Saying that TJR now “is being done routinely in most every hospital in the U.S. and world,” the professor/surgeon said that, for example, in 2003 some 220,000 first-procedure total hip replacements (THR) were done in the U.S., along with 36,000 revision procedures.
Total knee replacements (TKRs) are even more pervasive, with some 418,000 first procedures in the same year.
“Patients usually have a very good understanding of the procedure and their expectations,” Goodman said. “They’ve been on the Internet and talked to friends and acquaintances, learning all they can about the procedure they’re going to undergo.”
And what do those patients want as an outcome?
“They want a replacement joint that works like normal,” he said.
“Can we as surgeons — and as device developers and manufacturers — deliver?” Not completely, he said, answering his own question.
The reason those patients’ aspirations and expectations can be only partially met, Goodman said, relates to a variety of societal, patient, surgical and design/materials issues.
A sub-set of societal issues involves what might better be termed political or “policy” questions such as “What does it cost?” and “Who pays for it?”
Goodman said, “New technology is the largest driver of healthcare inflation; we spend a lot of money per patient —most of it private, not public funds.”
Add to that a growing elderly population, with the percentage of those in the U.S. over the age of 65 hovering now between 12% and 13% and expected to balloon to almost 20% of the total by 2030.
And that elderly population “doesn’t sit around in a rocking chair anymore,” Goodman said. “They’re much more active at an older age than our parents were.
“They want to do more,” and often require joint-replacement procedures in order to be able to do so.
As for surgical issues, Goodman cited minimally-invasive surgery as the “latest craze,” adding that he has something of a “Where’s the beef?” concern about MIS outcomes.

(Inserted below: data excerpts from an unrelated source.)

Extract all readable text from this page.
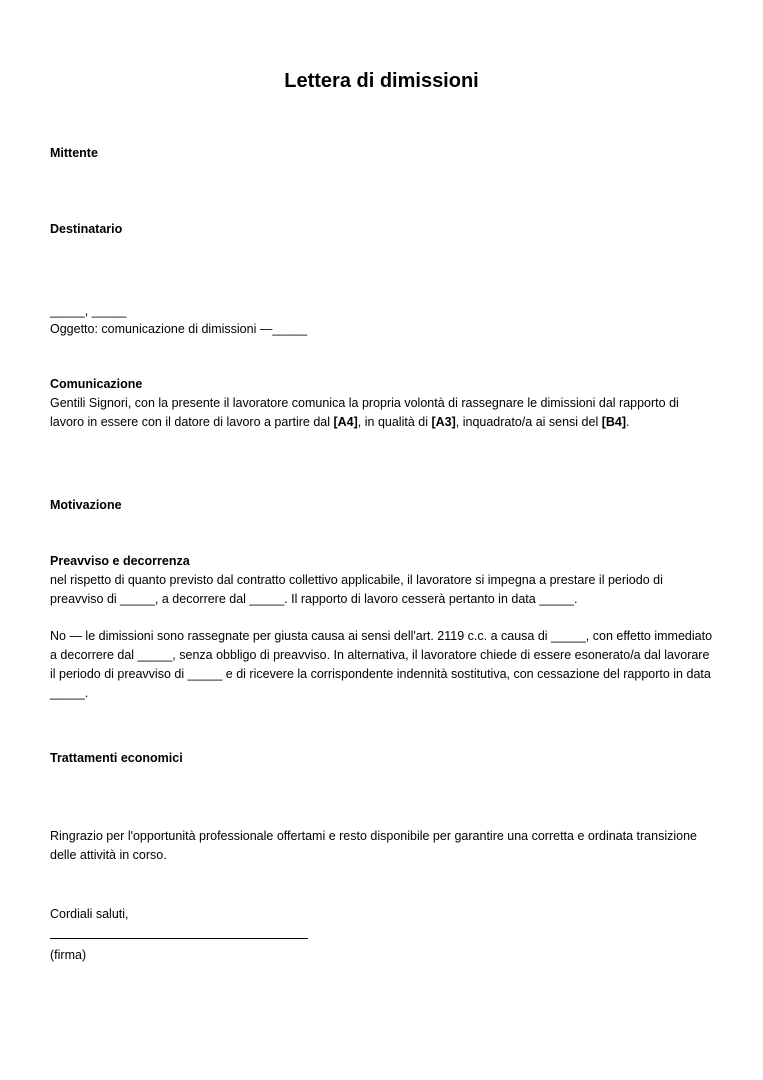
Lettera di dimissioni
Mittente
Destinatario
_____, _____
Oggetto: comunicazione di dimissioni —_____
Comunicazione

Gentili Signori, con la presente il lavoratore comunica la propria volontà di rassegnare le dimissioni dal rapporto di lavoro in essere con il datore di lavoro a partire dal [A4], in qualità di [A3], inquadrato/a ai sensi del [B4].

Motivazione
Preavviso e decorrenza

nel rispetto di quanto previsto dal contratto collettivo applicabile, il lavoratore si impegna a prestare il periodo di preavviso di _____, a decorrere dal _____. Il rapporto di lavoro cesserà pertanto in data _____.

No — le dimissioni sono rassegnate per giusta causa ai sensi dell'art. 2119 c.c. a causa di _____, con effetto immediato a decorrere dal _____, senza obbligo di preavviso. In alternativa, il lavoratore chiede di essere esonerato/a dal lavorare il periodo di preavviso di _____ e di ricevere la corrispondente indennità sostitutiva, con cessazione del rapporto in data _____.

Trattamenti economici

Ringrazio per l'opportunità professionale offertami e resto disponibile per garantire una corretta e ordinata transizione delle attività in corso.

Cordiali saluti,
(firma)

His additional query is: “Where are the studies?”
He said there has been a shortage thus far of detailed studies as to the effectiveness of minimally invasive approaches to THP or TKR.
Goodman cited advances in surgical navigation as contributing to more accurate placement of hip or knee prostheses. The latest wrinkle is image-free navigation, with intra-operative localization of specific anatomical “landmarks” helping guide surgeons as they make bone cuts.
However, he noted that in alignment studies involving experienced surgeons on cadavers, he sees “an amazingly wide spectrum of results.”
Insofar as materials are concerned, he said, “We’ve come a long way in regard to hip replacement materials since Sir John Charnley pioneered THP with the Charnley prosthesis.”
Now one of the highly discussed points of reference in the sector is “gender knees,” with several companies producing redesigned products to better accommodate the differences in male/female structure.
“And some of the hottest stuff going on now,” he said, “is bearing surfaces. “With younger and younger patients —the average age now for TJR patients is about 60, while 20 years ago it was about 70 — the traditional metal-on-metal prosthesis is generating too much wear.”
The leader in the clubhouse in the materials “race” is highly cross-linked, ultra-high molecular weight polyurethane, which Goodman said is very biocompatible, has high wear characteristics and offers greater stability because larger femoral heads are possible.
Hailing any effort that improves wear properties, he noted that re-do THRs and TKRs are “much harder to do than first procedures,” and that as both surgeons and device developers, “we do need to take every opportunity to minimize both wear and wear debris.”
Responding to a question from the audience as to the likely “winner” among the various materials/processes development efforts currently under way — not necessarily including what he characterized as “our hope [of] being able to reconstruct biologically — Goodman said, “For my money, now and in the foreseeable future, metal on plastic probably is the gold standard.”
The MPMD conference concludes today.